Sheena McGuinness, Co-Head of Energy and Natural Resources at RSM UK, said: “The latest fall in fuel duty receipts continues the downward trend of previous months, demonstrating that the government’s energy tax forecasts do not stand up to scrutiny given the shrinking tax base. While there has been a change in government and an increase in tax rates, this is not unfamiliar, and we know that higher tax rates often lead to lower tax revenues, which in this case, could be used to discourage investment and activity in the North Sea.
“Although this could conceivably provide immediate relief in the short term, the data appears not to support this and could cause the UK to become reliant on overseas providers to meet our energy needs. We’re already seeing UK energy imports reaching a record high in the last quarter, which isn’t sustainable in the current geopolitical climate. This reinforces the importance of prioritising long-term growth to encourage reinvestment of profits, rather than a short-term approach.”

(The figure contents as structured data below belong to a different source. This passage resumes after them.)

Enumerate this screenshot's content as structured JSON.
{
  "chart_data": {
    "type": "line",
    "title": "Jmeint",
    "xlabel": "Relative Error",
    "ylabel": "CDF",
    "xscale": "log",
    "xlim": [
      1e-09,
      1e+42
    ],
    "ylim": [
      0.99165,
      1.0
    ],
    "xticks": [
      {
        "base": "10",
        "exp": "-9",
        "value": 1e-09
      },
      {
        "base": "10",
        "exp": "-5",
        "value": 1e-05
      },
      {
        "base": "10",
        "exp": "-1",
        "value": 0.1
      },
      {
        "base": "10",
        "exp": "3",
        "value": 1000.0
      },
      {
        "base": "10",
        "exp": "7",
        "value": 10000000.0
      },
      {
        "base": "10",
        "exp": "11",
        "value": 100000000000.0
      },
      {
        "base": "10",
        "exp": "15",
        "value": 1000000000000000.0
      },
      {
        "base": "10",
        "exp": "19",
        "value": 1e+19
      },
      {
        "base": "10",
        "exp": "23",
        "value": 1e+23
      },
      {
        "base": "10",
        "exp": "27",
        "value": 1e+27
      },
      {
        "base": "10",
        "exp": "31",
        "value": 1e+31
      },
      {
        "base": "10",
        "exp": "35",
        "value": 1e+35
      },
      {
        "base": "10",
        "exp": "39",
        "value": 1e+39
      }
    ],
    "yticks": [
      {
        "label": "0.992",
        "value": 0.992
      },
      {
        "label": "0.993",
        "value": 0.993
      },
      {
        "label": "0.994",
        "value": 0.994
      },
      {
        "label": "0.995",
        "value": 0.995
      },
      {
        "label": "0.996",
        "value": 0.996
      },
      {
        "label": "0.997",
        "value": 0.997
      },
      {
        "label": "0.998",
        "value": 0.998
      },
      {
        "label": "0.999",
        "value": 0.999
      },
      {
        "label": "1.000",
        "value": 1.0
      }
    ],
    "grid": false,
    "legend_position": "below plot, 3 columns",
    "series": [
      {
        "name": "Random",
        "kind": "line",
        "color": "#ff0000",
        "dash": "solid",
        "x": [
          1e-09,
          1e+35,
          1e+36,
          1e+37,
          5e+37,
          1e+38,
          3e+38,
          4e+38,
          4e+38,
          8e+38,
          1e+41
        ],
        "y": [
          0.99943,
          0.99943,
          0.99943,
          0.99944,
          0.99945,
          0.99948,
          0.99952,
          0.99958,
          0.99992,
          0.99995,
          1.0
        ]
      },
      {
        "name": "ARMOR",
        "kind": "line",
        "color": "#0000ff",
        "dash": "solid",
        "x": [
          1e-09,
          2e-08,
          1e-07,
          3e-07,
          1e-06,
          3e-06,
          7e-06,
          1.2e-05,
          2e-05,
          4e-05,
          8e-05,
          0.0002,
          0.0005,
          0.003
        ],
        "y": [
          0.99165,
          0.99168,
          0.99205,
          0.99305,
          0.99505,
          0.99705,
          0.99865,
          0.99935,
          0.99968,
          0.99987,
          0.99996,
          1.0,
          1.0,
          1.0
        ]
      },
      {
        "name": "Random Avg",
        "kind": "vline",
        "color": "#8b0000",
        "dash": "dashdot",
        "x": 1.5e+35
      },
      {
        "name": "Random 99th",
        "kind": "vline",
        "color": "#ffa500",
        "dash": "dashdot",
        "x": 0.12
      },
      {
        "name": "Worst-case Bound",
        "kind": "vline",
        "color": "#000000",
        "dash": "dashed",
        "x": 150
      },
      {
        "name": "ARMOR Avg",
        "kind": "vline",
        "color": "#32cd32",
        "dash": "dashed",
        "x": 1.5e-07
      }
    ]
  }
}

She added: “The industrial strategy is expected later this year, which suggests government is focusing on a long-term strategy. However, if the government is committed to delivering the UK’s energy transition, this needs to come sooner rather than later, providing clean energy businesses with a clear framework to innovate and invest with confidence. We’re also still waiting for further announcements on GB Energy to boost domestic energy generation, create jobs and drive economic growth.”